Таков был мир философской мысли, перенесенный молодым Паточкой в Прагу 1930-х гг. В это время город переживал один из характерных для него — правда, обычно непродолжительных — периодов интеллектуального подъема. Нельзя, однако, называть этот момент «яркой вспышкой перед окончательным угасанием» (как пишет переводчик и биограф Паточки Людгер Хагедорн). Свет творческого интеллекта вспыхивал в Праге еще не раз: после 1945 г., во время Пражской весны 1968 г., перед событиями 1989 г. Хотя, конечно, его вновь и вновь беспощадно гасили.
Ян Паточка умер в 1977 г., испытав, таким образом, эти взлеты и падения на собственном опыте. В 1930-х началась его успешная преподавательская деятельность в пражском Карловом университете.
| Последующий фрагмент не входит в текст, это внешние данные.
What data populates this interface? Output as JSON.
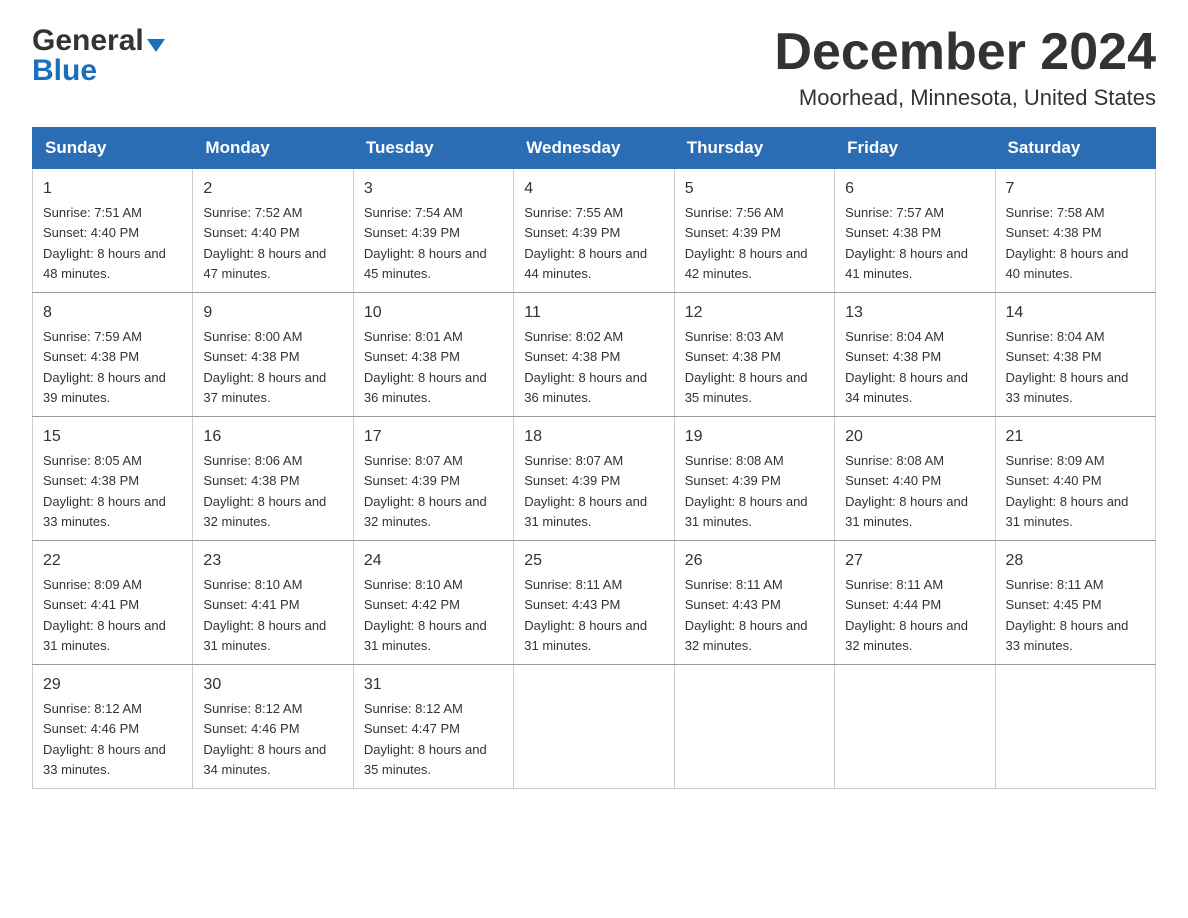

Кроме того, он организовал Cercle Philosophique[202], в котором обсуждались сугубо практические философские темы — скажем, кризис демократии. Однако затем у него «возникло ощущение, что веретено Ананке начинает вращаться в противоположную сторону». Так в 1936 г. Паточка писал о нацистах, подбиравшихся к Чехословакии! Когда Ананке — (историческая) необходимость, «неизбежное» — явила себя зримо и однозначно, для Паточки это стало призывом не к действию, а к отступлению. Во время войны он работал школьным учителем, после 1945 г. с воодушевлением вернулся к преподаванию в университете, стал профессором, но в 1950-м был уволен за немарксистские взгляды. Ему было запрещено также преподавать в школе и печататься. Вновь начались годы «внутренней эмиграции», «музыки во льду», как пишет Хагедорн, прибегая вслед за Полем Рикёром к впечатляющему образу Пастернака.
На деле это означало, что Паточка кое-как перебивался работой архивариуса и библиотекаря, изредка выступал с докладами, причем «не касаясь щекотливых тем», держался «в стороне от общественной дискуссии» и жил «крайне уединенно». Впрочем, самого философа такой образ жизни совершенно устраивал. В одной из поздних «частных лекций», посвященных «людям умственного труда и интеллектуалам» (1975), Паточка, опираясь на Платона, говорит о «трех возможных типах поведения» мыслящих людей по отношению к обществу в целом. Первый тип, избранный Сократом, состоит в том, чтобы «открывать другим подлинные связи между вещами» и при определенных обстоятельствах «вступать в конфликт и быть готовым к смерти». Это не то поведение, какое предпочитал сам Паточка, хотя в конечном счете его судьбу следует описать именно так. Непригоден для его характеристики и третий указанный им тип: «примкнуть к софистам» (так Паточка обозначает вечных буквоедов из числа интеллектуалов).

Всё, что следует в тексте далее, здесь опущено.